Come sarà il New Normal in Nomad Foods?

Abbiamo lanciato un progetto dedicato a riflettere sui cambiamenti che ci aspettano, anche di tipo strutturale e relativi al layout degli uffici: non open space ma luoghi più di scambio con i colleghi, non più una scrivania fissa, ma degli hot desk.

Banalmente, anche l’uso della carta cambierà: in questi mesi abbiamo sperimentato quanto si possa fare a meno della carta e quindi l’archiviazione cartacea diventerà un ricordo del passato. Si lavorerà molto di più sul pc e sul digitale con minor spreco. Ci sono una serie di nuove abitudini che prevarranno nella nuova normalità e bisognerà adattare il posto di lavoro in ufficio ad esse. Altre caratteristiche del New Normal saranno sicuramente la centralità della risorsa umana, la digitalizzazione, un processo ormai inarrestabile, l’uso dello smartworking in maniera massiva e una maggiore propensione al work-life balance

Come sarà il Manager del futuro?

Immagino il ruolo del line manager sempre più come il coach del proprio team e dei propri collaboratori. Mi immagino un lavoro che si focalizzi sempre più sugli obiettivi e sui risultati. Le persone non saranno più obbligate a rispettare un certo orario di lavoro, ma ci sarà sempre più una tensione al risultato piuttosto che un’attività legata alle fatidiche otto ore giornaliere. 

Quale pensi sia il ruolo del digitale nel New Normal?

Siamo un’azienda di fast consumer goods, siamo presenti sui social e sempre più attenti alle reazioni dei social media. La digitalizzazione oggi è preponderante anche nella vendita: abbiamo assistito a un incremento a tripla cifra dell’e-commerce, e questo incremento, conseguenza di un’emergenza, non è venuto meno nei momenti del periodo estivo, quando le restrizioni erano meno stringenti. Questo incremento ce lo porteremo dietro anche nella nuova normalità. Per noi è fondamentale investire nell’e-commerce, per non correre il rischio di sparire nel medio periodo.

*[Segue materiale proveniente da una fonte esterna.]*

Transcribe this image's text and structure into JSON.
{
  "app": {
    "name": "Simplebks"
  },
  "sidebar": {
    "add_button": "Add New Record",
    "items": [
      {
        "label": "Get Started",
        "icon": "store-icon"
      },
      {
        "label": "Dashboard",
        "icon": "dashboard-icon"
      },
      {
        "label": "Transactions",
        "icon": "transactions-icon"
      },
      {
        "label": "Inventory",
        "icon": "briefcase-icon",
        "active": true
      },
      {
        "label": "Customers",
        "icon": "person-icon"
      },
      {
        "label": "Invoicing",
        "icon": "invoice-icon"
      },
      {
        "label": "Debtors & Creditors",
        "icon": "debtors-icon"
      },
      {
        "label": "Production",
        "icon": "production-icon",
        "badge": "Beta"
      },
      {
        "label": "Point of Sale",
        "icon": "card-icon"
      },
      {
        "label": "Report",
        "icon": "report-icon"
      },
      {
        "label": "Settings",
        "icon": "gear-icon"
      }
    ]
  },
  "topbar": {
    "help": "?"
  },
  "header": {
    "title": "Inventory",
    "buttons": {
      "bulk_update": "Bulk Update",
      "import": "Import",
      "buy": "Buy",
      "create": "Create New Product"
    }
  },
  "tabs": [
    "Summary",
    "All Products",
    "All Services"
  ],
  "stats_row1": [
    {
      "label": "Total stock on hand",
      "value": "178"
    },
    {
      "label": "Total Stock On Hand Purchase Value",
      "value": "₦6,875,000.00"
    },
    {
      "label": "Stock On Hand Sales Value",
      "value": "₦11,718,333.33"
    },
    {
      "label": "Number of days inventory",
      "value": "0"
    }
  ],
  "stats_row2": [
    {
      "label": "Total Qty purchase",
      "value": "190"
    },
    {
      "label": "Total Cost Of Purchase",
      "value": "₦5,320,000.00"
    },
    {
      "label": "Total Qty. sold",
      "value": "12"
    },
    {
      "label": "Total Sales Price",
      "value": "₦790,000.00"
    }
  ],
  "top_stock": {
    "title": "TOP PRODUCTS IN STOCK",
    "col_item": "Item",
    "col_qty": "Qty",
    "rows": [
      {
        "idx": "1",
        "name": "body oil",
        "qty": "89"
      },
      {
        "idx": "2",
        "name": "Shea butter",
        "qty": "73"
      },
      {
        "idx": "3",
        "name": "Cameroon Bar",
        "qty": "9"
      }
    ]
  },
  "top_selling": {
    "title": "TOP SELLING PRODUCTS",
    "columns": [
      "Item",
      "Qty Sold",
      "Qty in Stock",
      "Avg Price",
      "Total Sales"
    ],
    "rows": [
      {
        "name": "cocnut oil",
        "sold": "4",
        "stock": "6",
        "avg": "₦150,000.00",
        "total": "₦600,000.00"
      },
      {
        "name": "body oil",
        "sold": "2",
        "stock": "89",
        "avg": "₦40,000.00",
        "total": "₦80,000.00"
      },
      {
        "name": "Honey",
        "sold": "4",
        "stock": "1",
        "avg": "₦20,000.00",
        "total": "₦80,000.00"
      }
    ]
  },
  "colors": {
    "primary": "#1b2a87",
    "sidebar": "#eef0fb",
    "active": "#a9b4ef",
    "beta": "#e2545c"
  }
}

Una volta le lamentele dei consumatori arrivavano attraverso i mezzi tradizionali, oggi siamo molto attenti a quelli che sono i feedback che riceviamo sui social perché sono la fonte principale di dissenso o di consenso da parte del consumatore. Non avere un presidio su questi aspetti, non avere un team marketing che ha più di un occhio sul digitale significa non stare al passo con i tempi e alla lunga scomparire dal mercato o non cogliere delle opportunità che il mercato ti offre.

Come avete gestito gli onboarding in questo periodo pandemico?

Abbiamo introdotto in azienda un programma di reverse mentoring in cui il senior aiuta le nuove risorse a entrare in azienda, ma in maniera speculare il junior aiuta il senior sui temi quali la digitalizzazione. Questo è risultato essere un approccio win-win che avevamo sperimentato ancor prima del Covid-19 e che successivamente l’emergenza ha evidenziato.